The system used to diagnose CAD patients based on a demographical CAD risk factor and eleven clinical risk factors. Below are metrics used to evaluate the performance of the system

  1. i.

    Accuracy: is used to evaluate the percentage of CAD patients who were correctly diagnosed by the system.

  2. ii.

    Sensitivity: is used to evaluate the percentage of CAD patients who were abnormal and correctly diagnosed by the system.

  3. iii.

    Specificity: is used to evaluate the percentage of CAD patients who were normal and correctly diagnosed by the system.

  4. iv.

    Receiver Operating Characteristic Curve (ROC) is used to show the relationship between the specificity and sensitivity of the system.

Table 6 and Fig. 9 show the system's performance evaluation result based on accuracy sensitivity and specificity as 94.55%, 95.35%, and 95.00%, respectively.
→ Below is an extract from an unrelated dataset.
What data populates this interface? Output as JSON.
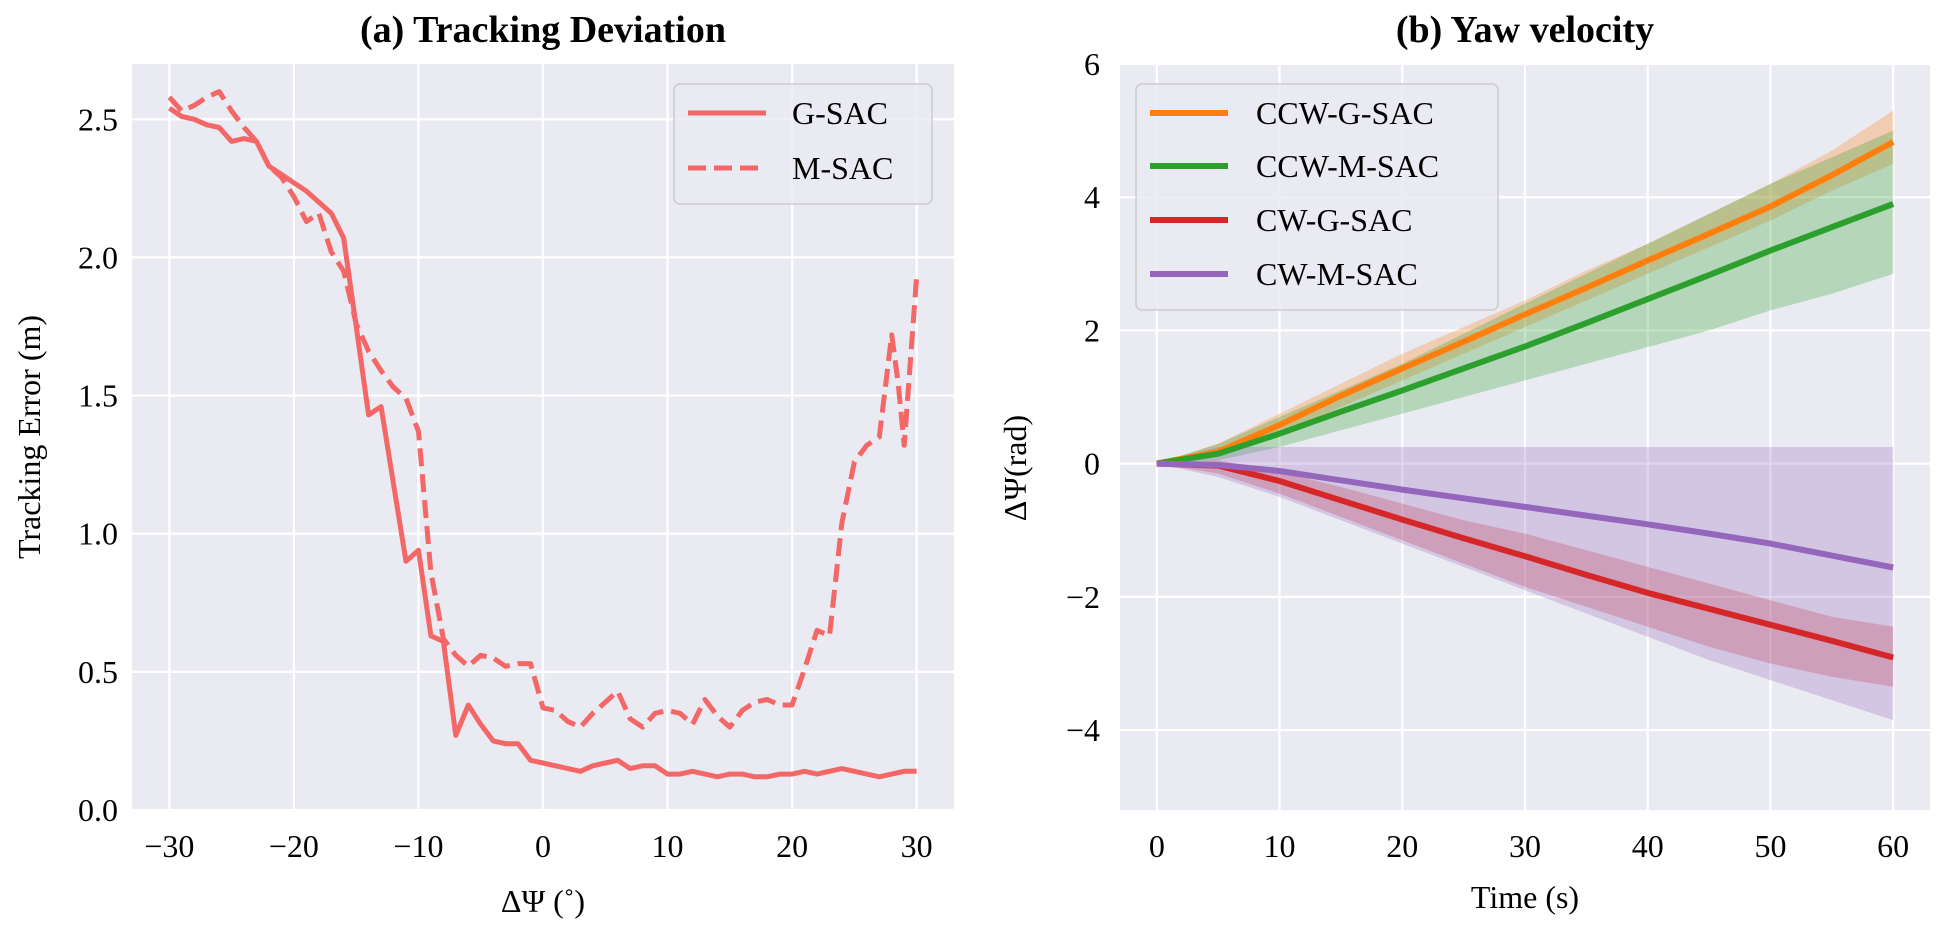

ROC shows the relationship between the specificity and sensitivity of the system. The result indicates that the system is reliable and can diagnose both negative and positive CAD patients effectively.

Table 6 Performance Evaluation Result
Fig. 9
figure 9

System Performance

The x-axis of ROC is showing specificity while y-axis showing sensitivity as shown in Fig. 10. The curve shows that the relationship between the specificity and sensitivity and it indicates the diagnostic ability of the system as its discrimination threshold is varied. The curve shows that, the system can diagnose positive cases than negative cases of the CAD patients efficiently.

Fig. 10
figure 10

Receiver Operating Characteristic Curve

6 Conclusion

CAD is no longer one of the deadliest diseases to developed nations but rather to developing countries like Nigeria. Therefore, CAD is a world phenomenon. In this study, a fuzzy-based expert system for CAD diagnosis has been designed to complement health workers to diagnose CAD. The improved C4.5 data mining algorithm is used to transfer the human knowledge to the system's knowledge base instead of conventional techniques such as interviews, questionnaires, etc. The performance evaluation system was carried out, and the system has 94.55% accuracy, 95.35% sensitivity, and 95.00% specificity. This shows that system has both higher capability of detecting both healthy and unhealthy CAD patients and it can be relied upon.